Isso explica o debate acima mencionado entre o Eterno e a Academia do
Céu. Os cabalistas falam sobre dois tipos de energia Divina que
nutrem nossa existência: uma luz Divina que “preenche os mundos”,
entrando em cada criatura para relacionar-se ao se caráter individual;
e uma luz Divina que “envolve os mundos” – uma energia
transcendente com a qual podemos nos relacionar somente como algo místico
ou espiritual – algo que está fora de nós mesmos.
Obviamente, a essência Divina não é “preenchedora”

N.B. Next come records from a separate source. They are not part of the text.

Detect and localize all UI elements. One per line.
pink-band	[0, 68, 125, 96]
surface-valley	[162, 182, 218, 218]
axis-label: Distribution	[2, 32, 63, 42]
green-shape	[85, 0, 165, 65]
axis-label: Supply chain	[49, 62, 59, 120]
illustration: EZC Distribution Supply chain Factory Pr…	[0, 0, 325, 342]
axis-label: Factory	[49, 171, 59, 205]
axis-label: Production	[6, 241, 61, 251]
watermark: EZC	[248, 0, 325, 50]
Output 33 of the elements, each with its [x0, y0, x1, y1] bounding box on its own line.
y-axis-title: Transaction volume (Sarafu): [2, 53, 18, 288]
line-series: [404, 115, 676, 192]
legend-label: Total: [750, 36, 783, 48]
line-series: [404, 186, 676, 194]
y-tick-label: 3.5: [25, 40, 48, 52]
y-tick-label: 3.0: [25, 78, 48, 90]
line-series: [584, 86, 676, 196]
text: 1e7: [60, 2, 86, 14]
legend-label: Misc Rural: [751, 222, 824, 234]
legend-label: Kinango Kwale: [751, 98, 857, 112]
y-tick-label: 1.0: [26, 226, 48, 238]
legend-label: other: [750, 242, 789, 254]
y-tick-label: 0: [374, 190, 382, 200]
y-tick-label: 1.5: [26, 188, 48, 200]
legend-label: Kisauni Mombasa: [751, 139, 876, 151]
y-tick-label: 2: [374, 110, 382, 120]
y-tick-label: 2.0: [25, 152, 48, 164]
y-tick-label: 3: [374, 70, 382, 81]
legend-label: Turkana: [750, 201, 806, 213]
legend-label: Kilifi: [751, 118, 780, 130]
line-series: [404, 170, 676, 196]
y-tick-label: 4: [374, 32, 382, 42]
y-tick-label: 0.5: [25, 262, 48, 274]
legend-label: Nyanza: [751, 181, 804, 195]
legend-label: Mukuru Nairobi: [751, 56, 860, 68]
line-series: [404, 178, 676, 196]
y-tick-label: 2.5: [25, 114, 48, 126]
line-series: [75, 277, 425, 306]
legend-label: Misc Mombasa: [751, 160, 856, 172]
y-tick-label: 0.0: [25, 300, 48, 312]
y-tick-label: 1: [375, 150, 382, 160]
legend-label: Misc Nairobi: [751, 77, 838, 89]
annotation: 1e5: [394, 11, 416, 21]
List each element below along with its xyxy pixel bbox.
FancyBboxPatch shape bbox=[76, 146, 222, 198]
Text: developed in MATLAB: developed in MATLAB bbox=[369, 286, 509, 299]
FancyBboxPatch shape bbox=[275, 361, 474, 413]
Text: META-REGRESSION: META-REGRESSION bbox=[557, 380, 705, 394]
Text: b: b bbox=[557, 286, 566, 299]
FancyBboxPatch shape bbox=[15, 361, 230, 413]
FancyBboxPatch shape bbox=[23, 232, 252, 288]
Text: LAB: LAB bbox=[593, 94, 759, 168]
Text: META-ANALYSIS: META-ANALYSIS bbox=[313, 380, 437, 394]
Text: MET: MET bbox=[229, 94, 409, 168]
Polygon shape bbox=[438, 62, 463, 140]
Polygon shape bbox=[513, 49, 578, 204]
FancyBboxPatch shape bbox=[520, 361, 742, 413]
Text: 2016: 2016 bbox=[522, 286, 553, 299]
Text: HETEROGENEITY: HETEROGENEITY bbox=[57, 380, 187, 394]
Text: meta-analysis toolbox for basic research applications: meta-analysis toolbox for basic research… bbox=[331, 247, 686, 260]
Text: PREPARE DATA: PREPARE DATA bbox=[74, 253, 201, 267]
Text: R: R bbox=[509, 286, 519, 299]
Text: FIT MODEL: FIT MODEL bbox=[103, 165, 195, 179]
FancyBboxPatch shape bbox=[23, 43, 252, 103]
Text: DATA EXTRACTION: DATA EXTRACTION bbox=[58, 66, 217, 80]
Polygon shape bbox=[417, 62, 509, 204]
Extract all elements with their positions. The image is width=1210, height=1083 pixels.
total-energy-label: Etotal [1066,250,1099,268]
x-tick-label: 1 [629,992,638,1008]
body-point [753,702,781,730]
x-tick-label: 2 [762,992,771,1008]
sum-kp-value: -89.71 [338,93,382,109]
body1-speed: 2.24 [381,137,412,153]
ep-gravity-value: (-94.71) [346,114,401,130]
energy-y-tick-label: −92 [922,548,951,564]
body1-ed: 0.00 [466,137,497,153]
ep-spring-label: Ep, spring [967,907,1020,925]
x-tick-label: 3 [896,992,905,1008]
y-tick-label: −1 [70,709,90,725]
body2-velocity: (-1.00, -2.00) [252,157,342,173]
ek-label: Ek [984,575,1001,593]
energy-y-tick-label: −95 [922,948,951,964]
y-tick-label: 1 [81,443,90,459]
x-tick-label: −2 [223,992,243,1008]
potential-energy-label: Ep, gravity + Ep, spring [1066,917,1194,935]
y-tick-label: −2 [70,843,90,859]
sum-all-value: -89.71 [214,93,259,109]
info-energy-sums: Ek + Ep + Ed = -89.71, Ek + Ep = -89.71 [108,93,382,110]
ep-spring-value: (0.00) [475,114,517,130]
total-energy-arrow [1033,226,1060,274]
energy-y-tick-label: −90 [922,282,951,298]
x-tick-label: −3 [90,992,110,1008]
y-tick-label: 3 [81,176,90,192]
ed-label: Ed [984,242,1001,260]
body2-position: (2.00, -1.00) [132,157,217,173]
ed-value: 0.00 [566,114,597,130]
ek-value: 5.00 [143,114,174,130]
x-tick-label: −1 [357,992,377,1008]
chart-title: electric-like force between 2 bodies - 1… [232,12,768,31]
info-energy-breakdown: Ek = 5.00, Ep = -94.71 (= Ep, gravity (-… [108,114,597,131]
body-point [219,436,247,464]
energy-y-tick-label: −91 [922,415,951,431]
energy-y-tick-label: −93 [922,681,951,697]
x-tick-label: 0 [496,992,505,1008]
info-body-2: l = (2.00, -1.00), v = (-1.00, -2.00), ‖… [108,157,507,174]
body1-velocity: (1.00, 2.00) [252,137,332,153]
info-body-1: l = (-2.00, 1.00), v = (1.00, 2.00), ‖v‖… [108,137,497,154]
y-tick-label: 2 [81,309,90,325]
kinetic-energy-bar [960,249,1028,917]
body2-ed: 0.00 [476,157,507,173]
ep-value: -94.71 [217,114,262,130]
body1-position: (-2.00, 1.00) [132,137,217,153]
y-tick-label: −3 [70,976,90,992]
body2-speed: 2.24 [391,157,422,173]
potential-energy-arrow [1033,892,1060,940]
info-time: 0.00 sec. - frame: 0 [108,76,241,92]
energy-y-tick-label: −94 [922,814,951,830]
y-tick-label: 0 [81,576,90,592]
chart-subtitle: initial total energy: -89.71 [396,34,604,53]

nem “abrangente”. Em última análise, o relacionamento
de D’us com a nossa existência não pode ser definido
como interno ou externo – não é nenhum deles e é
ambos, pois a realidade Divina está além dessas distinções
e caracterizações. Porém D’us desejava relacionar-Se
conosco de uma maneira que fosse consistente com a nossa realidade. Em
nossa experiência, há coisas que são internas –
coisas que podemos entender e empatizar com elas – e coisas que
são abrangentes, significando que estão além dos
parâmetros de nossa compreensão. Portanto Ele, também,
Se relaciona conosco através desses dois canais, tornando-Se disponível
para nós através de meios racionais e apreensíveis
(ex., as leis da natureza), bem como através de vetores místicos
e espirituais.
Há numerosas diferenças entre estes dois módulos
de energia Divina e seus efeitos sobre nós, discutidas extensivamente
nas obras da Cabalá e Chassidismo. Uma diferença básica
é que a luz Divina que “preenche os mundos” credencia
nosso senso de realidade e existência, ao passo que sob a perspectiva
da luz “abrangente”, que transcende os parâmetros de
nossa existência, nossa realidade não tem real validade e
nosso senso de ser é pouco mais que uma ilusão.
A “Academia do Céu” é uma alusão à
luz que preenche, ao passo que “o Eterno” (kedusha, santidade,
significa transcendência) denota a luz “abrangente”
de D’us. Portanto no caso em que há dúvida sobre se
o cabelo branco veio antes ou depois da mancha branca, a “Academia
do Céu” está inclinada a declarar que este é
um caso de tzaraat. Pois esta é a Divina perspectiva sobre o homem
que reconhece o egoísmo do ser humano. Se tzaraat é uma
possibildiade, devemos suspeitar que de fato ocorreu.
“O Eterno”, porém, vê o homem como um ser essencialmente
altruísta. Sob o ponto de vista da luz “abrangente”,
tzaraat é uma anomalia. Se houver uma prova clara e conclusiva
de que a pessoa cedeu aos seus desejos escapistas a tal extremo, as leis
de tzaraat se aplicam. Porém se houver dúvida, esta perspectiva
Divina está inclinada a declará-lo puro.
O Veredicto
Quem poderia decidir entre essas duas visões Divinas?
Somente aquele que está em contato com a visão dominante,
com a verdade singular que transcende tanto o módulo “preenchedor”
quanto o “abrangente do relacionamento Divino com a realidade.
Rabbá bar Nachmeini era “singular nas leis de tzaraat”.
Ele era um ser humano que tinha se dedicado tão inteiramente à
Torá Divina que tinha descoberto seu âmago singular –
oculto pela Divina visão da realidade que se relaciona com a própria
essência de D’us, em vez de com os elementoss “preenchedores”
ou “abrangentes” de Sua luz.
Quando Rabbá bar Nachmeini ponderou sobre as leis do egoísmo
e do altruísmo humanos, ele viu o homem como o próprio D’us
o vê; como uma criação totalmente devotada à
vontade de seu Criador. Uma criação que, mesmo se tocada
pela possibilidade de uma doença ou deficiência shov, é
invariavelmente declarado: Puro! Puro!